O multiculturalismo desemboca da uniformidade. Se todo o mundo for multicultural, como pretendem os «generosos» defensores do multiculturalismo, estar em Paris, Londres ou Xangai é a mesma coisa. Todo o mundo igualmente multicultural, a paisagem monótona, sem diferenças. Porque no fundo é o que querem os cultores do multiculturalismo, mesmo que disso não tenham consciência: a uniformização. Sentindo-se aflitos com a diversidade profunda, preferem um mundo apaziguadoramente igual em toda a parte, sem que as diferenças culturais tenham de ser realmente compreendidas ou vividas.

Isto porque o multiculturalismo gera a incomunicação. O multiculturalismo baseia-se no mínimo denominador comum. Com ele, as pessoas não ficam a conhecer em profundidade as outras culturas. As experiências multiculturais demonstram que não é nesses espaços que o budismo melhor conheceu o hinduísmo ou o judeu o muçulmano, o muçulmano o cristão. Da mesma forma que o aristocrata podia, pelo menos em certos lugares e épocas, conviver diariamente com o plebeu sem lhe conhecer os problemas, a alma e a cultura, no espaço multicultural cada um comunica com outra cultura apenas no espaço da neutralidade, do amorfo: o negócio, o trabalho, o festivo. O profundo, o real, o afectivo transforma-se em mero folclore. O aristocrata dança danças populares por graça. O cristão vai ao Bar Mitzvha mas continua sem perceber nada do judaísmo. As outras culturas são coisa que estão ali, postadas, apenas postadas. Na melhor das hipóteses. Porque a pior é a de tornarem-se socialmente irritantes. O multiculturalista vê o resto do mundo ou como folclore ou como irritação.
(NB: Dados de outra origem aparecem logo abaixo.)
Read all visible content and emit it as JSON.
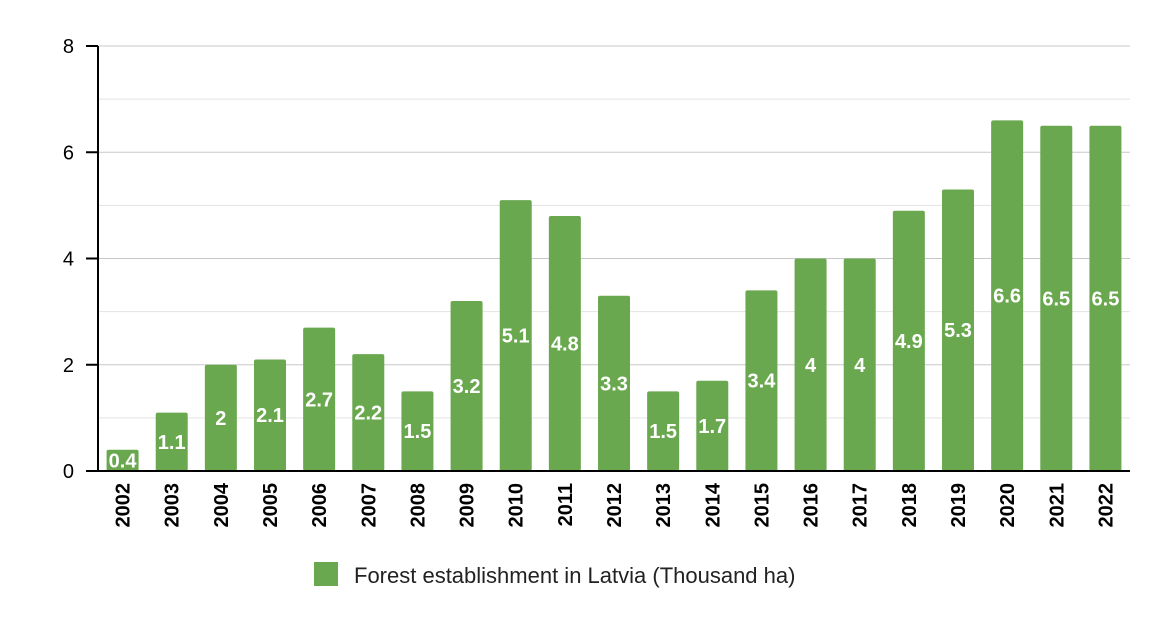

A variedade turística é mais divertida no curto prazo, mas menos compensadora que a variedade real da vida. E essa encontra-se na diversidade, ou seja, no que não é visível. E quando escavamos a Europa bem fundo, encontramos o parentesco com a Índia, a Pérsia, o Curdistão. E sobretudo encontramos este maravilhoso organismo que é a Europa, tão cansado de si mesmo, mas rico como nenhuma planta o foi jamais. Se se quiser, há mais diversidade na métrica clássica que no verso branco, ou melhor, na implosão de métrica. No caos, tudo é igual a si mesmo em última análise. Por isso Deus separou a terra das águas e viu que o mundo era bom. Quem não separa as águas, a longo prazo começa a perceber que o que julgava ser variedade mais não era que múltiplas formas de não se ser coisa nenhuma. Essa a minha crítica ao multiculturalismo. É quem não separa as águas, a longo prazo começa a perceber que o que julgava ser variedade mais não era que múltiplas formas de não se ser coisa nenhuma. Essa a minha crítica ao multiculturalismo.